Começou por ver luz, apenas luz. Luz da manhã, sol dourado que se intrusava nas frestas do móvel e lhe ofuscava a visão. O álbum de fotografias fora retirado do fundo da gaveta e deitado sobre o colo de alguém saudoso. Não se lembrava da última vez em que vira a luz do sol. Ao espreguiçar a capa rija grená, sentiu estalar a lombada preta. O álbum vivia na clausura do móvel há tempo suficiente para ranger de velho. Alguém saudoso virou-lhe a primeira folha espessa, que estalou amarelada: duas fotografias por página; três mais pequenas, por vezes. Todas amareladas também. Em vez de branca, a velhice das folhas é amarela. Castanha quando se aproxima da morte. Preta.

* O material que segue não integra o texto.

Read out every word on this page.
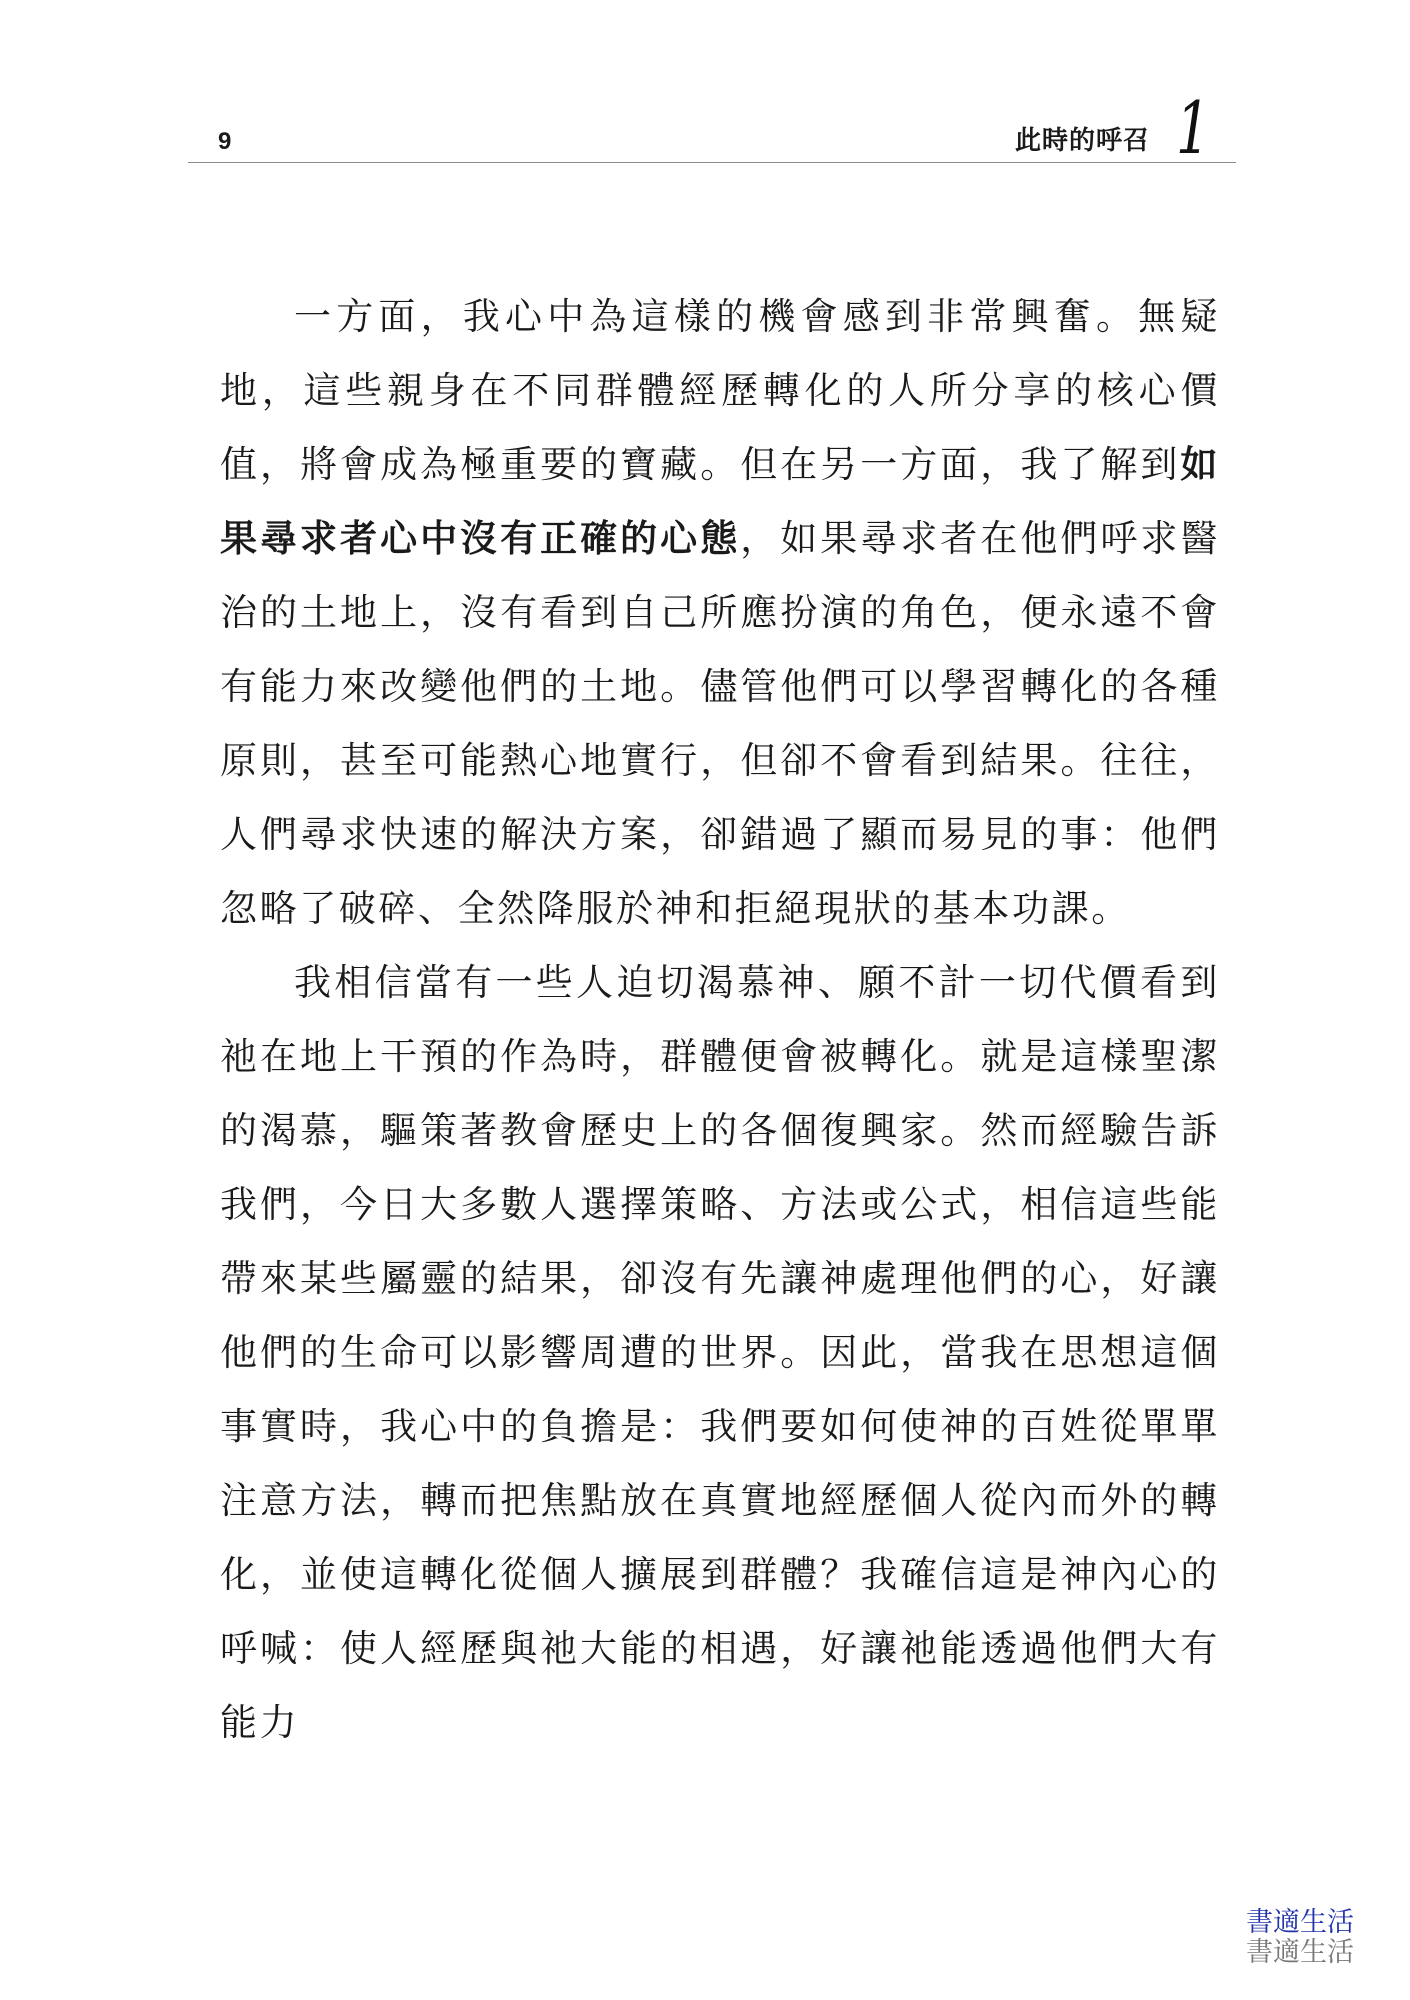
9	此時的呼召 1

一方面，我心中為這樣的機會感到非常興奮。無疑地，這些親身在不同群體經歷轉化的人所分享的核心價值，將會成為極重要的寶藏。但在另一方面，我了解到如果尋求者心中沒有正確的心態，如果尋求者在他們呼求醫治的土地上，沒有看到自己所應扮演的角色，便永遠不會有能力來改變他們的土地。儘管他們可以學習轉化的各種原則，甚至可能熱心地實行，但卻不會看到結果。往往，人們尋求快速的解決方案，卻錯過了顯而易見的事：他們忽略了破碎、全然降服於神和拒絕現狀的基本功課。

我相信當有一些人迫切渴慕神、願不計一切代價看到祂在地上干預的作為時，群體便會被轉化。就是這樣聖潔的渴慕，驅策著教會歷史上的各個復興家。然而經驗告訴我們，今日大多數人選擇策略、方法或公式，相信這些能帶來某些屬靈的結果，卻沒有先讓神處理他們的心，好讓他們的生命可以影響周遭的世界。因此，當我在思想這個事實時，我心中的負擔是：我們要如何使神的百姓從單單注意方法，轉而把焦點放在真實地經歷個人從內而外的轉化，並使這轉化從個人擴展到群體？我確信這是神內心的呼喊：使人經歷與祂大能的相遇，好讓祂能透過他們大有能力

書適生活
書適生活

O álbum de fotografias foi reaberto. Alguém saudoso recordou vidas e rostos que, ali, jamais pereceriam. A juventude da mãe. O pai que já partira para junto dos que não vemos. A criança que fora. As histórias dos avós. Os jantares, as festas, a alegria. Amigos, viagens, namoros. O amor. Casamento e vida em comum. Filhos que nascem, que crescem, que partem. Vida. Vida em imagem retida. É essa a função de um álbum de fotografias, suspender vidas, fixar rostos, estancar o tempo. Trazer à memória o que a memória não queria esquecer. Revisitar recordações. E depois de cumprida a missão de dissipar nevoeiros, o álbum regressa à sombra da gaveta para, um dia, ser novamente resgatado para a luz de uma manhã. Assim foi. Alguém saudoso fechou o álbum, rangeu a lombada preta. E a gaveta engoliu o molho de folhas amareladas até que alguém saudoso se lembrasse de as resgatar novamente por umas horas. Recordar uns longos anos.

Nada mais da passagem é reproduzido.